Un film de Roman Polanski (1965 - UK) avec Catherine Deneuve, Yvonne Furneaux, John Fraser - en N.B.
Oppressant... dingue...
L'histoire : Carole, française, vit avec sa soeur aînée à Londres, et travaille dans un institut de beauté. Très timide, solitaire, effarouchée, elle a une aversion de plus en plus prononcée pour les hommes, au fur et à mesure qu'ils se font plus pressants, car elle est très belle. Elle a un amoureux, comme tout le monde, mais elle le regarde comme une bête curieuse, obligée de jouer le jeu de la société, mais reste dans l'incapacité de se résoudre à une vraie relation. Elle l'éconduit constamment, elle ne parle pas, elle déteste ses baisers...
Mon avis : J'imagine que pour l'époque le film était sacrément d'avant-garde. Caméra qui multiplie les effets, plongée, contre-plongée, travellings circulaires, les pièces qui paraissent immenses, ou bien toutes petites, selon le ressenti de l'héroïne, les fissures dans le mur, le lapin écorché qui pourrit dans une assiette... toutes les techniques pour faire du personnage un OVNI, ce qu'il est, et nous filer la chair de poule. Sans oublier le bruitage, lancinant, constant, énervant : le tictac du réveil, les gouttes d'eau, la musique rythmique, répétitive, l'absence de dialogues... Un vrai cauchemar ! Nous sommes en plein dans les méandres de la folie et suivons le parcours d'une jeune femme, probablement schizophrère, qui sombre à l'intérieur d'elle-même et commence à multiplier hallucinations et pulsions de mort.

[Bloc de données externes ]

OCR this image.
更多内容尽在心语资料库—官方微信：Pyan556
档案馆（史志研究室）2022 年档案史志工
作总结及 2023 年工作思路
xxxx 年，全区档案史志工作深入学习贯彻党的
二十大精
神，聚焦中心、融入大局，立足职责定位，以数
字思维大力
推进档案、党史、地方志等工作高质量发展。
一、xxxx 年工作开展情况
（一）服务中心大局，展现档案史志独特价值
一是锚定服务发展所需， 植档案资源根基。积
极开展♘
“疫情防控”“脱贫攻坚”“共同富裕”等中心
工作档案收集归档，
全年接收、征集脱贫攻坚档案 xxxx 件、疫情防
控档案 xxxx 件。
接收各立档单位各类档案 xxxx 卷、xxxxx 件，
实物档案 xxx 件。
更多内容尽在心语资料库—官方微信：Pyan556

Je dis "probablement schizophrène", car on ne sait pas, et on ne saura pas, l'origine des troubles. Ce n'est pas le sujet. On a bien une photo de famille, que Roman nous montre à plusieurs reprises, rapidement, mais efficacement, où l'on voit Carole, petite fille, au milieu de sa famille. Ils sourient tous au photographe. Elle regarde ailleurs, extatique, possédée, troublante. Traumatisme de l'enfance (viol, inceste ?), maladie mentale... Le mystère reste entier, et c'est sans doute encore plus flippant.
Car son parcours à l'écran reste fascinant et Deneuve est parfaite (déjà !) : la plus jolie jeune fille que l'on ait jamais vue, un visage d'ange, de longs cheveux blonds, une timidité extrême, une petite fille fragile et douce que tout le monde rêve de protéger et de câliner. Mais à l'intérieur de sa tête, un abîme. Que personne ne pressent. On la trouve bien un peu bizarre, un peu trop farouche... mais ces années-là, les psys n'étaient pas encore à la mode, pire : c'était la honte de les consulter. On sent que la soeur aînée tente de se persuader : "Non, ma petite soeur n'est pas folle".
Chaque agression, du moins ressentie comme telle par Carole, la pousse un peu plus dans ses retranchements. Jusqu'au point de non retour. Son enfer est paranoïaque, les hommes lui veulent tous du mal, de plus en plus, et elle n'a plus d'autre choix que de se défendre. Au rasoir.
Histoire hallucinante et hallucinée de la folie. Un thème cher à Polanski, qui lui-même a vécu un long cauchemar, enfant juif polonais, pendant l'occupation allemande... Il avait à peine trente ans quand il a tourné ce film... Trente ans ! Mon Dieu, moi, à cet âge, je n'étais même pas finie !
Le film fait partie de la "trilogie de l'appartement", des films en quasi huis-clos, dans un appartement : Répulsion, Rosemary's baby, Le locataire, illustrant la claustrophobie, la folie, la paranoïa... et contrairement à ce qu'on croit souvent, Rosemary's baby n'est pas "surnaturel", on ne sait jamais vraiment si les fameux voisins sont vraiment satanistes ou si elle invente tout à partir de sa névrose...
Ce film n'est pas mon préféré du maestro, mais il n'en reste pas moins hyper bon ! A voir absolument.